The research being done in these organisations is powerful, and globally relevant. But what hasn’t been recognised, is the opportunity to commercialize the research itself, rather than simply increasing yields on the underlying commodities. 

Tenacious Ventures are supporting the startups blooming from the fertile soils of cutting-edge research. It’s the silicon valley model, only dirtier (and tastier).

Fund 2

The trends that drove Fund 1 have only strengthened, and Sarah and her team are now raising a second fund to double-down on their thesis. 

“The kind of macro trends are as strong as they ever have been, in terms of digitization, new technologies, on climate pressures, on regulatory pressures; as well as deal flow, we’ve been able to attract the quality of companies we have because they say they want to work with us, the same goes for investors. And ultimately, the planet needs it.” Sarah says.

“We think there’s a real opportunity to be delivering impact and returns. So that’s given us confidence to move to Fund 2. The target size is $70 million, it could go up to $100 million. But $70 million is the target.”

Sarah and Matthew are thesis led; they do their own research to explore global problems, and the technology that could help solve it.

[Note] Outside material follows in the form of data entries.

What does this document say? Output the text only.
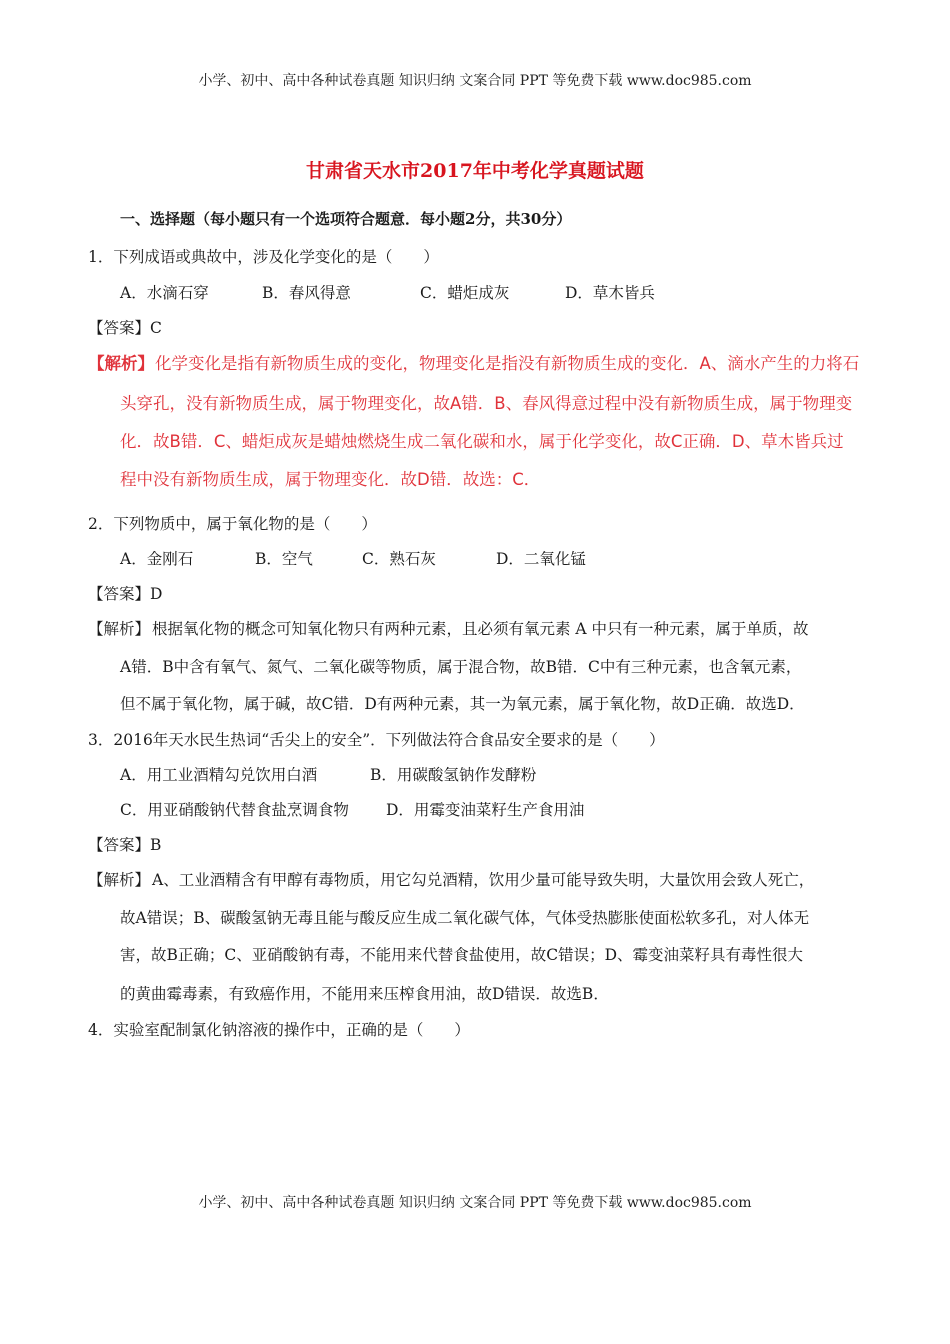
小学、初中、高中各种试卷真题 知识归纳 文案合同 PPT 等免费下载 www.doc985.com
甘肃省天水市2017年中考化学真题试题
一、选择题（每小题只有一个选项符合题意．每小题2分，共30分）
1．下列成语或典故中，涉及化学变化的是（　　）
A．水滴石穿	B．春风得意	C．蜡炬成灰	D．草木皆兵
【答案】C
【解析】 化学变化是指有新物质生成的变化，物理变化是指没有新物质生成的变化．A、滴水产生的力将石
头穿孔，没有新物质生成，属于物理变化，故A错．B、春风得意过程中没有新物质生成，属于物理变
化．故B错．C、蜡炬成灰是蜡烛燃烧生成二氧化碳和水，属于化学变化，故C正确．D、草木皆兵过
程中没有新物质生成，属于物理变化．故D错．故选：C．
2．下列物质中，属于氧化物的是（　　）
A．金刚石	B．空气	C．熟石灰	D．二氧化锰
【答案】D
【解析】 根据氧化物的概念可知氧化物只有两种元素，且必须有氧元素 A 中只有一种元素，属于单质，故
A错．B中含有氧气、氮气、二氧化碳等物质，属于混合物，故B错．C中有三种元素，也含氧元素，
但不属于氧化物，属于碱，故C错．D有两种元素，其一为氧元素，属于氧化物，故D正确．故选D．
3．2016年天水民生热词“舌尖上的安全”．下列做法符合食品安全要求的是（　　）
A．用工业酒精勾兑饮用白酒	B．用碳酸氢钠作发酵粉
C．用亚硝酸钠代替食盐烹调食物 D．用霉变油菜籽生产食用油
【答案】B
【解析】 A、工业酒精含有甲醇有毒物质，用它勾兑酒精，饮用少量可能导致失明，大量饮用会致人死亡，
故A错误；B、碳酸氢钠无毒且能与酸反应生成二氧化碳气体，气体受热膨胀使面松软多孔，对人体无
害，故B正确；C、亚硝酸钠有毒，不能用来代替食盐使用，故C错误；D、霉变油菜籽具有毒性很大
的黄曲霉毒素，有致癌作用，不能用来压榨食用油，故D错误．故选B．
4．实验室配制氯化钠溶液的操作中，正确的是（　　）
小学、初中、高中各种试卷真题 知识归纳 文案合同 PPT 等免费下载 www.doc985.com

With this thesis in hand, they go about finding startups that are building in that direction. 

This is a fledgling field, the research is cutting-edge, and finding people who understand the intersection between technology and farming is rare.

The feedback from founders is that they’re the only ones who not only get what they’re doing, but who’ve already thought about the problems, so they can help them to advance that thinking, rather than just getting up to speed. 

“The gap we fill is that we’re high conviction investors. We’re happy to lead, we’re happy to price, we’re happy to go in early.” Sarah says.